Glaxo's Net Income Falls 22%
By ELENA BERTON OCTOBER 22, 2008, 9:00 A.M. ET
LONDON -- Drug maker GlaxoSmithKline PLC Wednesday reported a lower third-quarter profit amid restructuring charges, while revenue rose 7% with a boost from vaccine sales and the weaker British pound.
The company said its net income declined 22% to £1.03 billion. On a pretax basis before restructuring costs, earnings were £1.87 billion, off slightly from the comparable result in last year's third quarter but above analysts' expectations of £1.72 billion.
Sales in the period rose 7% to £5.88 billion despite increased competition from generic versions of some Glaxo drugs and slumping sales of diabetes drug Avandia. The weakening of the sterling against the euro and the dollar during the quarter meant favorable exchange-rate effects on Glaxo's overseas sales.
Europe's largest pharmaceutical company by prescription drug sales maintained its cautious full-year guidance, predicting a mid-single digit decline in earnings in 2008.
"Our performance is in line with our expectations and I am pleased with how we have so far responded to what is undoubtedly a challenging year for GlaxoSmithKline," Chief Executive Andrew Witty said in a statement.
Speaking to reporters during a conference call, Mr.
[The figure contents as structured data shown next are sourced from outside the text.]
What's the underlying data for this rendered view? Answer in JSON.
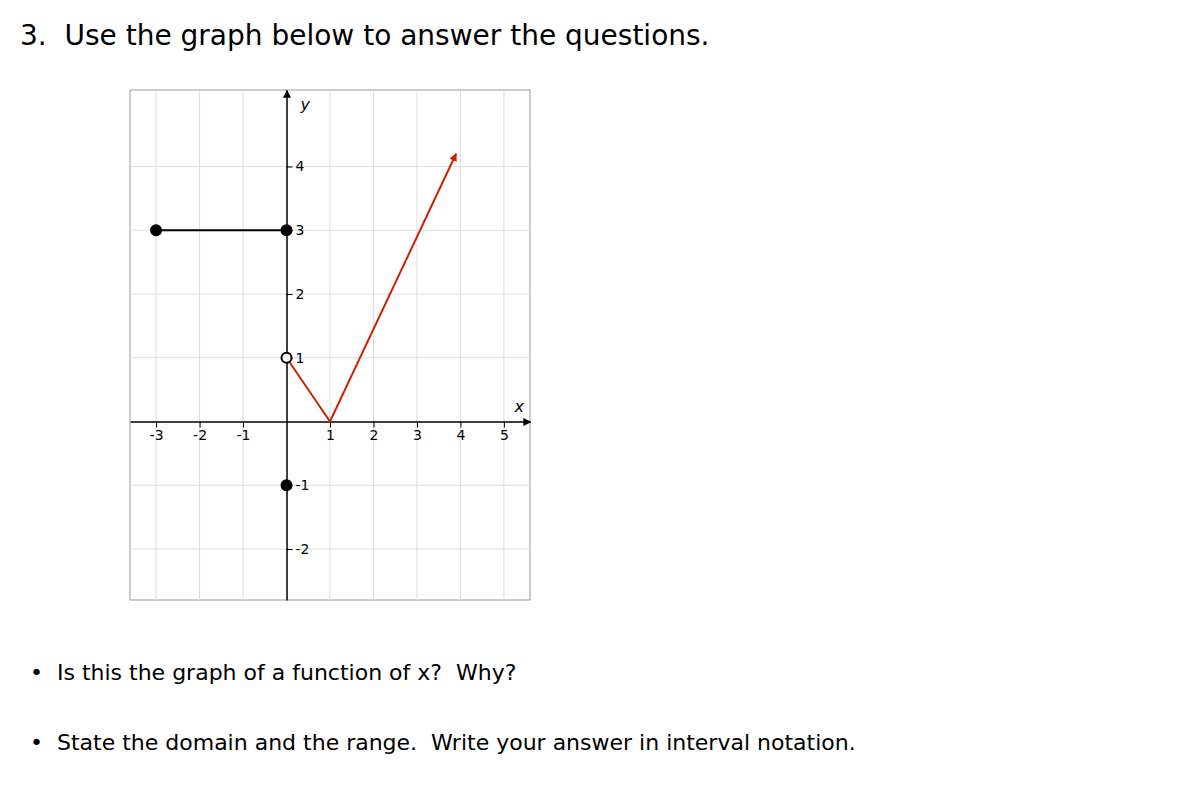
{
  "chart_data": {
    "type": "line",
    "title": "3.  Use the graph below to answer the questions.",
    "annotations": [
      "•  Is this the graph of a function of x?  Why?",
      "•  State the domain and the range.  Write your answer in interval notation."
    ],
    "xlabel": "x",
    "ylabel": "y",
    "xlim": [
      -3.6,
      5.6
    ],
    "ylim": [
      -2.8,
      5.2
    ],
    "xticks": [
      -3,
      -2,
      -1,
      1,
      2,
      3,
      4,
      5
    ],
    "yticks": [
      -2,
      -1,
      1,
      2,
      3,
      4
    ],
    "grid": true,
    "series": [
      {
        "type": "line",
        "color": "#000000",
        "marker": "circle",
        "x": [
          -3,
          0
        ],
        "values": [
          3,
          3
        ]
      },
      {
        "type": "scatter",
        "color": "#000000",
        "marker": "circle-open",
        "x": [
          0
        ],
        "values": [
          1
        ]
      },
      {
        "type": "scatter",
        "color": "#000000",
        "marker": "circle",
        "x": [
          0
        ],
        "values": [
          -1
        ]
      },
      {
        "type": "line",
        "color": "#cc2200",
        "marker": "arrow",
        "x": [
          0,
          1,
          3.9
        ],
        "values": [
          1,
          0,
          4.2
        ]
      }
    ]
  }
}
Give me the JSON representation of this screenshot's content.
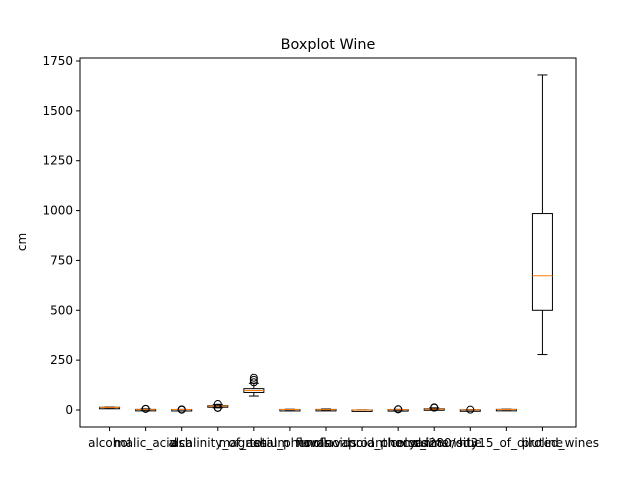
{
  "chart_data": {
    "type": "boxplot",
    "title": "Boxplot Wine",
    "xlabel": "",
    "ylabel": "cm",
    "ylim": [
      -85,
      1760
    ],
    "yticks": [
      0,
      250,
      500,
      750,
      1000,
      1250,
      1500,
      1750
    ],
    "ytick_labels": [
      "0",
      "250",
      "500",
      "750",
      "1000",
      "1250",
      "1500",
      "1750"
    ],
    "categories": [
      "alcohol",
      "malic_acid",
      "ash",
      "alcalinity_of_ash",
      "magnesium",
      "total_phenols",
      "flavanoids",
      "nonflavanoid_phenols",
      "proanthocyanins",
      "color_intensity",
      "hue",
      "od280/od315_of_diluted_wines",
      "proline"
    ],
    "boxes": [
      {
        "whislo": 11.0,
        "q1": 12.4,
        "med": 13.0,
        "q3": 13.7,
        "whishi": 14.8,
        "fliers": []
      },
      {
        "whislo": 0.7,
        "q1": 1.6,
        "med": 1.9,
        "q3": 3.1,
        "whishi": 5.6,
        "fliers": [
          5.8,
          5.9
        ]
      },
      {
        "whislo": 1.7,
        "q1": 2.2,
        "med": 2.4,
        "q3": 2.6,
        "whishi": 3.1,
        "fliers": [
          1.4,
          3.2
        ]
      },
      {
        "whislo": 10.6,
        "q1": 17.2,
        "med": 19.5,
        "q3": 21.5,
        "whishi": 28.0,
        "fliers": [
          30.0,
          10.6,
          11.2
        ]
      },
      {
        "whislo": 70,
        "q1": 88,
        "med": 98,
        "q3": 107,
        "whishi": 134,
        "fliers": [
          139,
          151,
          162
        ]
      },
      {
        "whislo": 1.0,
        "q1": 1.7,
        "med": 2.4,
        "q3": 2.8,
        "whishi": 3.9,
        "fliers": []
      },
      {
        "whislo": 0.3,
        "q1": 1.2,
        "med": 2.1,
        "q3": 2.9,
        "whishi": 5.1,
        "fliers": []
      },
      {
        "whislo": 0.1,
        "q1": 0.3,
        "med": 0.3,
        "q3": 0.4,
        "whishi": 0.7,
        "fliers": []
      },
      {
        "whislo": 0.4,
        "q1": 1.2,
        "med": 1.6,
        "q3": 2.0,
        "whishi": 3.3,
        "fliers": [
          3.5,
          3.6
        ]
      },
      {
        "whislo": 1.3,
        "q1": 3.2,
        "med": 4.7,
        "q3": 6.2,
        "whishi": 10.8,
        "fliers": [
          11.8,
          12.4,
          13.0
        ]
      },
      {
        "whislo": 0.5,
        "q1": 0.8,
        "med": 1.0,
        "q3": 1.1,
        "whishi": 1.7,
        "fliers": [
          1.71
        ]
      },
      {
        "whislo": 1.3,
        "q1": 1.9,
        "med": 2.8,
        "q3": 3.2,
        "whishi": 4.0,
        "fliers": []
      },
      {
        "whislo": 278,
        "q1": 500,
        "med": 673,
        "q3": 985,
        "whishi": 1680,
        "fliers": []
      }
    ],
    "grid": false,
    "legend": "none",
    "colors": {
      "box": "#000000",
      "median": "#ff7f0e",
      "background": "#ffffff"
    }
  }
}
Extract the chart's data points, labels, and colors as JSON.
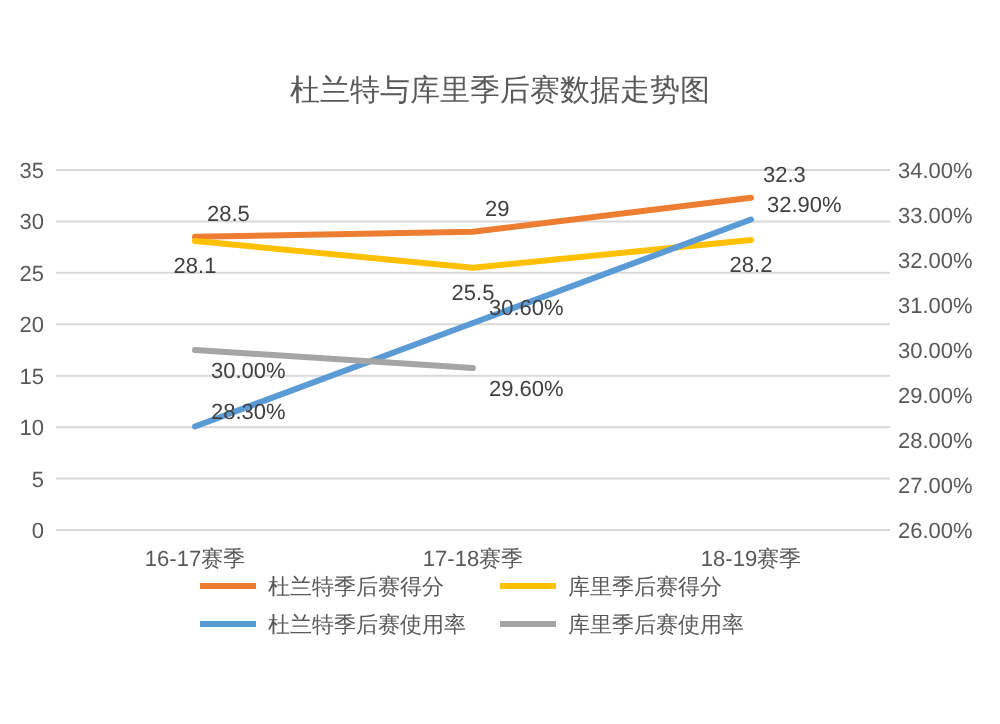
{
  "chart_data": {
    "type": "line",
    "title": "杜兰特与库里季后赛数据走势图",
    "categories": [
      "16-17赛季",
      "17-18赛季",
      "18-19赛季"
    ],
    "ylim": [
      0,
      35
    ],
    "yticks": [
      0,
      5,
      10,
      15,
      20,
      25,
      30,
      35
    ],
    "y2lim": [
      26,
      34
    ],
    "y2ticks": [
      {
        "value": 26,
        "label": "26.00%"
      },
      {
        "value": 27,
        "label": "27.00%"
      },
      {
        "value": 28,
        "label": "28.00%"
      },
      {
        "value": 29,
        "label": "29.00%"
      },
      {
        "value": 30,
        "label": "30.00%"
      },
      {
        "value": 31,
        "label": "31.00%"
      },
      {
        "value": 32,
        "label": "32.00%"
      },
      {
        "value": 33,
        "label": "33.00%"
      },
      {
        "value": 34,
        "label": "34.00%"
      }
    ],
    "grid": "y",
    "legend": "bottom",
    "marker": "none",
    "series": [
      {
        "name": "杜兰特季后赛得分",
        "color": "#ed7d31",
        "values": [
          28.5,
          29,
          32.3
        ],
        "value_labels": [
          "28.5",
          "29",
          "32.3"
        ]
      },
      {
        "name": "库里季后赛得分",
        "color": "#ffc000",
        "values": [
          28.1,
          25.5,
          28.2
        ],
        "value_labels": [
          "28.1",
          "25.5",
          "28.2"
        ]
      },
      {
        "name": "杜兰特季后赛使用率",
        "color": "#5b9bd5",
        "axis": "y2",
        "values": [
          28.3,
          30.6,
          32.9
        ],
        "value_labels": [
          "28.30%",
          "30.60%",
          "32.90%"
        ]
      },
      {
        "name": "库里季后赛使用率",
        "color": "#a5a5a5",
        "axis": "y2",
        "values": [
          30.0,
          29.6,
          null
        ],
        "value_labels": [
          "30.00%",
          "29.60%",
          null
        ]
      }
    ]
  }
}
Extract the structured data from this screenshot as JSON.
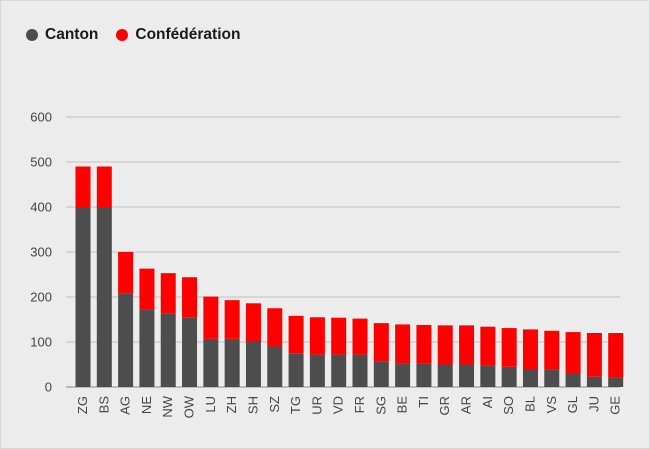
{
  "legend": {
    "canton_label": "Canton",
    "confederation_label": "Confédération"
  },
  "colors": {
    "canton": "#4d4d4d",
    "confederation": "#ff0000",
    "grid": "#bfbfbf",
    "background": "#ececec"
  },
  "chart_data": {
    "type": "bar",
    "stacked": true,
    "title": "",
    "xlabel": "",
    "ylabel": "",
    "ylim": [
      0,
      600
    ],
    "yticks": [
      0,
      100,
      200,
      300,
      400,
      500,
      600
    ],
    "grid": true,
    "legend_position": "top-left",
    "categories": [
      "ZG",
      "BS",
      "AG",
      "NE",
      "NW",
      "OW",
      "LU",
      "ZH",
      "SH",
      "SZ",
      "TG",
      "UR",
      "VD",
      "FR",
      "SG",
      "BE",
      "TI",
      "GR",
      "AR",
      "AI",
      "SO",
      "BL",
      "VS",
      "GL",
      "JU",
      "GE"
    ],
    "series": [
      {
        "name": "Canton",
        "values": [
          400,
          400,
          207,
          172,
          163,
          155,
          107,
          107,
          100,
          90,
          75,
          72,
          72,
          72,
          57,
          52,
          52,
          50,
          50,
          48,
          45,
          40,
          38,
          30,
          23,
          22
        ]
      },
      {
        "name": "Confédération",
        "values": [
          90,
          90,
          93,
          91,
          90,
          89,
          94,
          86,
          86,
          85,
          83,
          83,
          82,
          80,
          85,
          87,
          86,
          87,
          87,
          86,
          86,
          88,
          87,
          92,
          97,
          98
        ]
      }
    ]
  }
}
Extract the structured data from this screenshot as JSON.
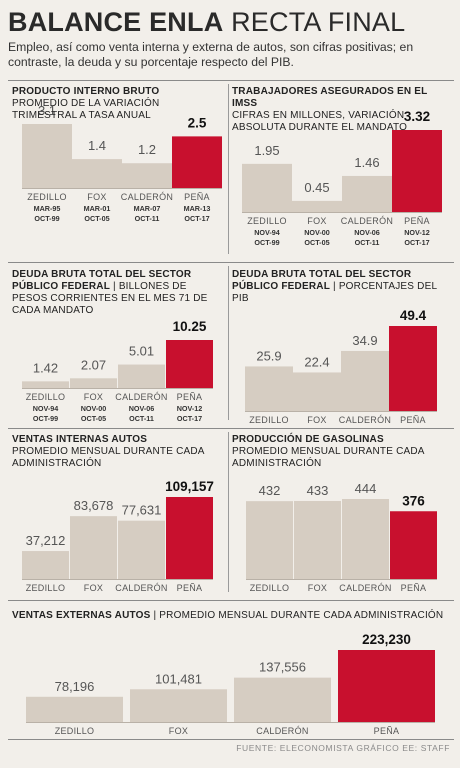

Witty said the ongoing turmoil in financial markets has created opportunities for acquisitions, especially in the biotech sector where companies have been affected by a funding crunch.
Still, he reiterated that Glaxo would continue to prefer small-to-medium acquisitions over large deals. "We are going to remain extremely choosy about what we buy," he said.
In July, Glaxo pushed back beyond July 2009 the completion of a £12 billion share buy-back program to free up funds for eventual investment deals. "We do not currently expect to make significant share repurchases in 2009," the Brentford, England, company said Wednesday.